Predictive Interventions in the context of the video refer to the proactive use of AI to anticipate and address future educational challenges before they arise. The AI department at Brainly aims to move beyond reactive responses to user needs and instead provide tailored feedback and learning paths that help students succeed in their educational journey by predicting their future educational struggles.

💡Content Attributes

Content Attributes are the characteristics or features of the content that can be extracted and analyzed using machine learning. In the script, it is mentioned that Brainly uses machine learning to extract content attributes and enrich them with additional metadata. This process helps in understanding the nature of the content and its relevance to the user's learning needs.

💡User's Attributes

User's Attributes refer to the characteristics or features of a user that can be identified and utilized to personalize their experience. The script discusses how Brainly uses machine learning to understand user interactions and construct learning profiles, which in turn help in providing a personalized learning experience by showing relevant content based on the user's educational level, interests, and curriculum.

💡Visual Search

Visual Search is a functionality that allows users to search for content using images or visual input, rather than text. The script mentions 'snap to solve' as an example of visual search on the Brainly platform, where users can point their phone camera at a question and the app will find the answer or ask the community if the answer is not readily available.

💡Curriculum Analysis

Curriculum Analysis involves the examination of user sessions and patterns to provide recommender systems with insights into the content that is most relevant to the user's educational journey. The script discusses how Brainly uses this analysis to offer a tailored learning path and to make predictive interventions that enhance the educational experience.

Highlights

Introduction to the Data Science Milan community, an independent group founded in 2016 with over 1.7k members.
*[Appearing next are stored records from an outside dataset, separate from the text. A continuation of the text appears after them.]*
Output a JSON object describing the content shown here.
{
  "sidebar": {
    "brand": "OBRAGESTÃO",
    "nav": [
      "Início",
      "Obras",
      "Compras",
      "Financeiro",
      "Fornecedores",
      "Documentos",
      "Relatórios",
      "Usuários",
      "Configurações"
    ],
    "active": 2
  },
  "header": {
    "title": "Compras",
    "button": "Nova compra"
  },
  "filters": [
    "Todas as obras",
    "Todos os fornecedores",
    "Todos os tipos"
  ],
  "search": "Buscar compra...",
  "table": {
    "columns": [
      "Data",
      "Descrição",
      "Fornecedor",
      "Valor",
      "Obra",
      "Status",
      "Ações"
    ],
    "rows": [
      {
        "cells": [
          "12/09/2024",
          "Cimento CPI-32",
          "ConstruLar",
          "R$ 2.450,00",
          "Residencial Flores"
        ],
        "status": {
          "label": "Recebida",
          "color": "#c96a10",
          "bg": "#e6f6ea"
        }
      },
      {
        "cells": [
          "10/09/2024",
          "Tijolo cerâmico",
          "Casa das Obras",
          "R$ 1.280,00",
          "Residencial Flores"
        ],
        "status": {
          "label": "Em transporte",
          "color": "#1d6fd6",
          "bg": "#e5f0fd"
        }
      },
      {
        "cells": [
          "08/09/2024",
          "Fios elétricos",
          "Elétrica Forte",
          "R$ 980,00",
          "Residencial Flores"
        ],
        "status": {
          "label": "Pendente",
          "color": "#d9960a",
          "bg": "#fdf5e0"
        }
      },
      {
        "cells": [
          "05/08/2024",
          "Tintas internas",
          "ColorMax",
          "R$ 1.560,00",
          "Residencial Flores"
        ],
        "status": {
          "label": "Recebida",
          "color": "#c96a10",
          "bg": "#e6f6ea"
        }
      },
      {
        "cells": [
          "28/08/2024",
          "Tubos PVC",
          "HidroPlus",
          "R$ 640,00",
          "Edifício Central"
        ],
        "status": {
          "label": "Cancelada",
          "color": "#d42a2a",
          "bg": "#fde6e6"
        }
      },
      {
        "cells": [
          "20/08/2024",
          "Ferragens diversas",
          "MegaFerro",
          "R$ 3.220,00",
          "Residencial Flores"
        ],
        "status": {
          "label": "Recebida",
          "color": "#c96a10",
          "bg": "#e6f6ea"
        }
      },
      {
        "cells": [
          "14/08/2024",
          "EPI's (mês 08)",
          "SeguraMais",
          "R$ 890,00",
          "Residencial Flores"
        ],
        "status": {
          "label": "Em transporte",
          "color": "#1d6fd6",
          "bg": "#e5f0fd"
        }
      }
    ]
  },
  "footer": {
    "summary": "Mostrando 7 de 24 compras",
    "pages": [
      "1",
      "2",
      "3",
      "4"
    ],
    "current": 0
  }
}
The community's monthly meetups are held on YouTube, with plans to arrange physical venues soon.

Community members can engage through a monthly digest newsletter and Slack workspace.

John Maros Pagania works at Brainly as Director of Artificial Intelligence.

Arturo Zagado is a Senior Data Scientist at deepsense.ai, collaborating with Brainly on automated content quality assurance.

Brainly's core product is a community Q&A platform helping over 1.5 billion students worldwide.

The platform uses AI to personalize the learning experience for students and parents.

AI strategies at Brainly include investments in content, user attributes, visual search, and curriculum analysis.

Traditional content moderation strategies have limitations such as bias, delays, and scalability issues.

AI can augment the moderation process by classifying content into high risk, low risk, and request to fix categories.

The multi-label classification approach groups different content labels for better moderation.

Demonstration of the automated content quality assurance system showcasing its capabilities.

Use of machine learning frameworks and libraries such as scikit-learn, Neptune AI, and various NLP tools.

The system is deployed on Amazon Web Services with a combination of serverless and microservices architectures.

Deepsense.ai's expertise in predictive analytics, computer vision, and NLP contributes to the development of the AQA system.

Lessons learned from the project include the importance of manually annotating data samples and analyzing user behavior patterns.

The project utilizes zero-shot classification for identifying low-quality questions without needing labeled data.

State-of-the-art NLP solutions are integrated into the system for tasks like toxicity detection and language identification.

Future directions include improving baseline models, researching mathematical formula detection, and expanding to other markets and languages.